ATLANTIC CITY — Dmitry Bivol’s talent was just too much for Jean Pascal’s grit Saturday night.
Bivol retained his World Boxing Association light-heavyweight championship with a 12-round, unanimous decision before a sparse-but-loud crowd at Hard Rock Hotel & Casino Atlantic City.
Judges Lynn Carter (119-109), Henry Grant (117-111) and Carlos Ortiz (119-109) all favored Bivol (15-0, 11 KOs) by a wide margin, as did The Press (119-109).
“He used his experience and his power in this fight, and I used all my skills,” Bivol said. “Every time I shoot for a knockout, I try to show my boxing skills also.”
An announced crowd of 3,853 watched Bivol cement his claim as the best of the 175-pound champions.
Pascal (33-6-1, 20 KOs) had his moments, but not enough of them to hold off Bivol.
“It was a very good boxing event for us,” Hard Rock Vice President of Entertainment Bernie Dillon said. “The crowd was into it, and the fight was entertaining. Having these types of events at this time of year helps the entire city and casino industry.”
Although Bivol retained his title by a large margin, Pascal delivered a game performance in what was a fitting way to end HBO World Championship Boxing’s 45-year run.
While he was wiping off his makeup after the show, HBO analyst Jim Lampley was also wiping away tears.
There were times when Bivol appeared on the verge of ending the fight with a TKO or knockout. He hammered Pascal with crisp combinations and flurries that forced Pascal to retreat to the ropes on rubbery legs.
But rather than fold, Pascal doggedly fought back. He charged toward Bivol, throwing wild, arcing punches while cheering fans at Hard Rock Live Etess Arena chanted “Pascal, Pascal.”
“Jean showed who he is: a courageous guy,” Pascal’s trainer Stephan Larouche said. “He tried the best he could. Bivol was just too good for him.”
Bivol’s long-term goal is to unify the light-heavyweight titles by facing fellow champions Eleider Alvarez (World Boxing Organization), Artur Bidtrbiev (International Boxing Federation) and Adonis Stevenson (World Boxing Council).

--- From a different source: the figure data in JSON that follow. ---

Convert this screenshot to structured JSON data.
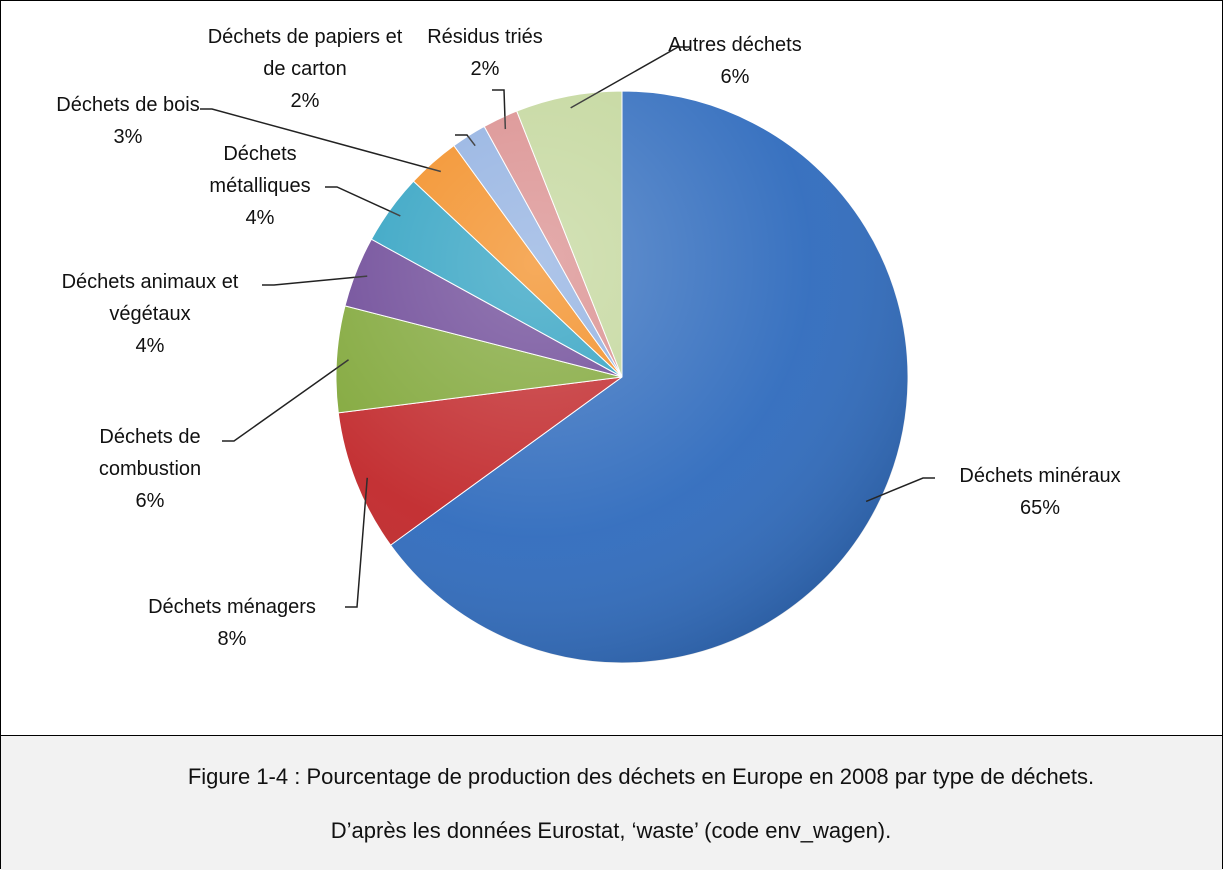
{
  "chart_data": {
    "type": "pie",
    "categories": [
      "Déchets minéraux",
      "Déchets ménagers",
      "Déchets de combustion",
      "Déchets animaux et végétaux",
      "Déchets métalliques",
      "Déchets de bois",
      "Déchets de papiers et de carton",
      "Résidus triés",
      "Autres déchets"
    ],
    "values": [
      65,
      8,
      6,
      4,
      4,
      3,
      2,
      2,
      6
    ],
    "value_labels": [
      "65%",
      "8%",
      "6%",
      "4%",
      "4%",
      "3%",
      "2%",
      "2%",
      "6%"
    ],
    "colors": [
      "#2f6bbd",
      "#c1272a",
      "#7fa637",
      "#6a4595",
      "#2a9fc0",
      "#f28a1d",
      "#8eaee0",
      "#d98b8b",
      "#c2d69a"
    ]
  },
  "caption": [
    "Figure 1-4 : Pourcentage de production des déchets en Europe en 2008 par type de déchets.",
    "D’après les données Eurostat, ‘waste’ (code env_wagen)."
  ]
}
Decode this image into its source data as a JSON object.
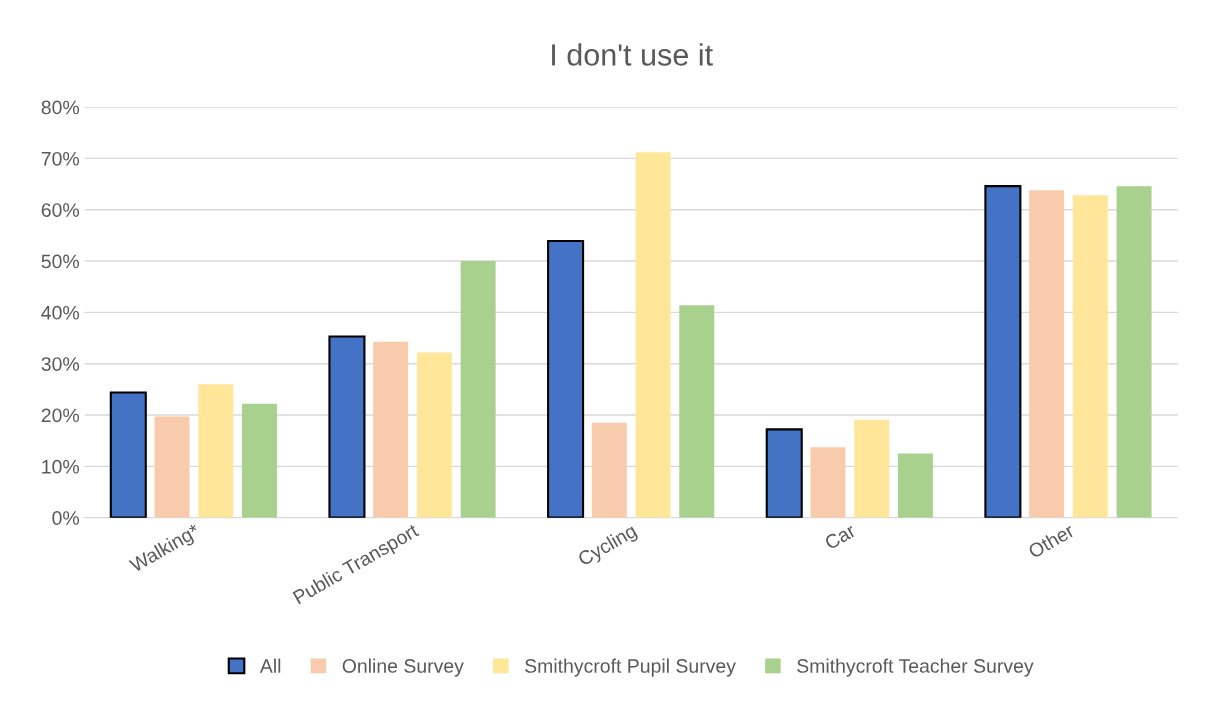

Alvarez won the WBO crown at Hard Rock on Aug. 4 with a seventh-round knockout over former champion Sergey Kovalev. Hard Rock hoped to also host the Alvarez-Kovalev rematch scheduled for Feb. 2, but the bout is headed to the Ford Center — the Dallas Cowboys’ practice facility — in Frisco, Texas. It will be televised on ESPN.
“I believe that I am the best and that I can beat Alvarez,” Bivol said. “I am ready to fight anyone in the division. Whoever they want me to fight, I will fight.”
In the co-feature, Uzbekistan super-bantamweight Murodjon Akhamdaliev (5-0, 4 KOs), a 2016 Olympic bronze medalist, punished Isaac Zarate (16-4-3, 2 KOs), of San Pedro, California, en route to a ninth-round TKO. Referee Eric Dali mercifully stopped the bout at one minute, 17 seconds.
The best fight of the undercard saw Uzbekistan super-welterweight Israil Madrimov (1-0, 1 KO) make his pro debut with a sixth-round TKO over rugged Mexican Vladimir Hernandez (10-3, 6 KOs) in a bloody slugfest.
In other bouts, Russian heavyweights Evegeny Tishchenko (3-0, 2 KOs) and Sergey Kuzmin (14-0, 11 KOs) earned convincing victories. Tishchenko, a 2016 Olympic gold medalist, opened the show with a second-round knockout over Mexico’s Christian Mariscal (11-2, 5 KOs). Russian heavyweight Sergey Kuzmin (14-0, 11 KOs) overpowered San Francisco’s Laron Mitchell (16-2, 14 KOs) en route to a sixth-round TKO.
Those were among a bunch of early endings. Hawaiian welterweight Logan Yoon (14-0, 11 KOs) earned a fifth-round TKO over Uganda’s Hamzah Sempewo (12-11, 6 KOs). Uzbekistan welterweight Shakhram Giyasov (6-0, 5 KOs) stopped Mexico’s Miguel Zamudio (41-12-1, 25 KOs) in the first round via TKO.
Only one undercard bout went the distance. Philadelphia lightweight Karl Dargan (19-1, 9 KOs) took an eight-round, unanimous decision over Mexico’s Moises Delgadillio (17-18-2, 9 KOs).